Se até o juiz tem tantos poderes instrutórios é lógico que o órgão titular exclusivo da ação penal pública, com o dever-poder de acusar, também pode produzir provas capazes de confirmar o aduzido em juízo. Como justificar que o titular exclusivo da ação penal pública que formula a peça denunciatória e executa a acusação em juízo não possa produzir provas?

Não concordamos aqui que o Ministério Público comande a investigação pré- processual de acordo com suas convicções de órgão acusador. Como defendemos anteriormente a polícia investigativa deve se prender a verdade real. Deve buscar comprovar como os fatos realmente aconteceram sem se preocupar em acusar, defender, ou julgar.

A função da polícia é apurar a materialidade delitiva e identificar sua autoria baseada nos fatos e na técnica científica de busca de provas. Não é acusar. A função do MP visa à punição, à condenação penal através da acusação. O órgão acusador é parcial, parte do processo penal. Para investigação criminal é necessário a imparcialidade para que os fatos aflorem da apuração e das provas colhidas sem os vícios próprios dos que têm função de acusar.

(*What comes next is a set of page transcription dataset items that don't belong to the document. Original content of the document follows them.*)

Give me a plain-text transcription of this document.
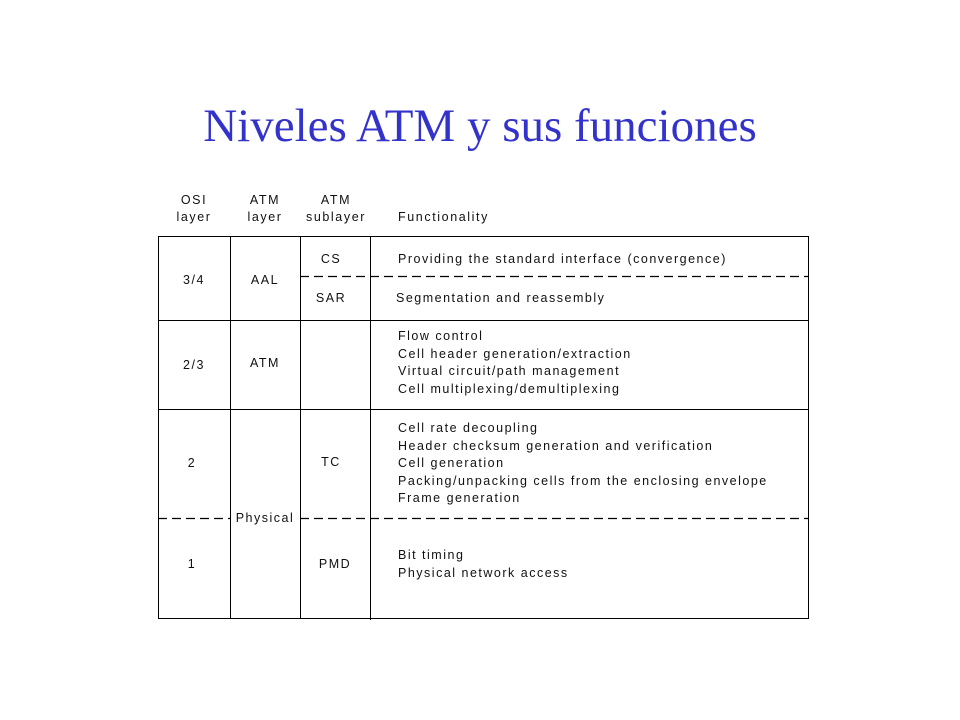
Niveles ATM y sus funciones
OSI
layer
ATM
layer
ATM
sublayer	Functionality
3/4
2/3
2
1
AAL
ATM
Physical
CS
SAR
TC
PMD
Providing the standard interface (convergence)
Segmentation and reassembly
Flow control
Cell header generation/extraction
Virtual circuit/path management
Cell multiplexing/demultiplexing
Cell rate decoupling
Header checksum generation and verification
Cell generation
Packing/unpacking cells from the enclosing envelope
Frame generation
Bit timing
Physical network access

Defendemos que o Ministério Público possa mais do que requisitar investigações, que possa instruir investigação criminal própria. Defendemos a universalização da investigação como princípio. A falência do modelo de instrução do inquérito policial, não propriamente a falência do inquérito, faz com que até o particular vitimado pelo crime realize sua própria investigação e produza provas. A desconfiança na presidência do inquérito policial também movimenta a vítima a assistir a instrução do inquérito e a produção de provas. Qual cidadão vítima, ou testemunha, ou simplesmente telespectador fica tranqüilo quando um inquérito, mesmo que seja bem instruído, demora mais de 2 anos? Esta é a realidade do nosso modelo. No âmbito investigativo, o órgão policial deve ser um nicho de excelência técnico-profissional, não precisando de isolamento da atuação do ministério público. Quando o bom trabalho sofre fiscalização o resultado são elogios, colaboração e respeito.

Por outro lado, discordamos que a Polícia Investigativa seja subordinada ao Ministério Público, transferindo seu vínculo institucional do Poder Executivo para o Ministério Público. Fundamentamo-nos na mesma diferença entre as funções do órgão acusador e do órgão que apura o delito. Finalmente, a inclusão do órgão policial dentro do

Ministério Público representaria a criação de um órgão com super poderes e o desequilíbrio de forças na relação processual, de certa forma reproduzindo a distorção atual na condução do inquérito com exclusividade pelos delegados.

A discussão é de cunho sistêmico e estrutural da atuação da Polícia de Investigação. De nada adiantará mudar de um órgão para outro se não alterar profundamente os atuais paradigmas do modelo de investigação criminal fragmentado na execução, centralizado na cognição, burocrático, distante da técnica e ciência criminológica e criminalística. A eficiente operacionalização de todos estes fatores somente será possível com um trabalho coordenado e cooperado de uma equipe voltada exclusivamente para investigação criminal.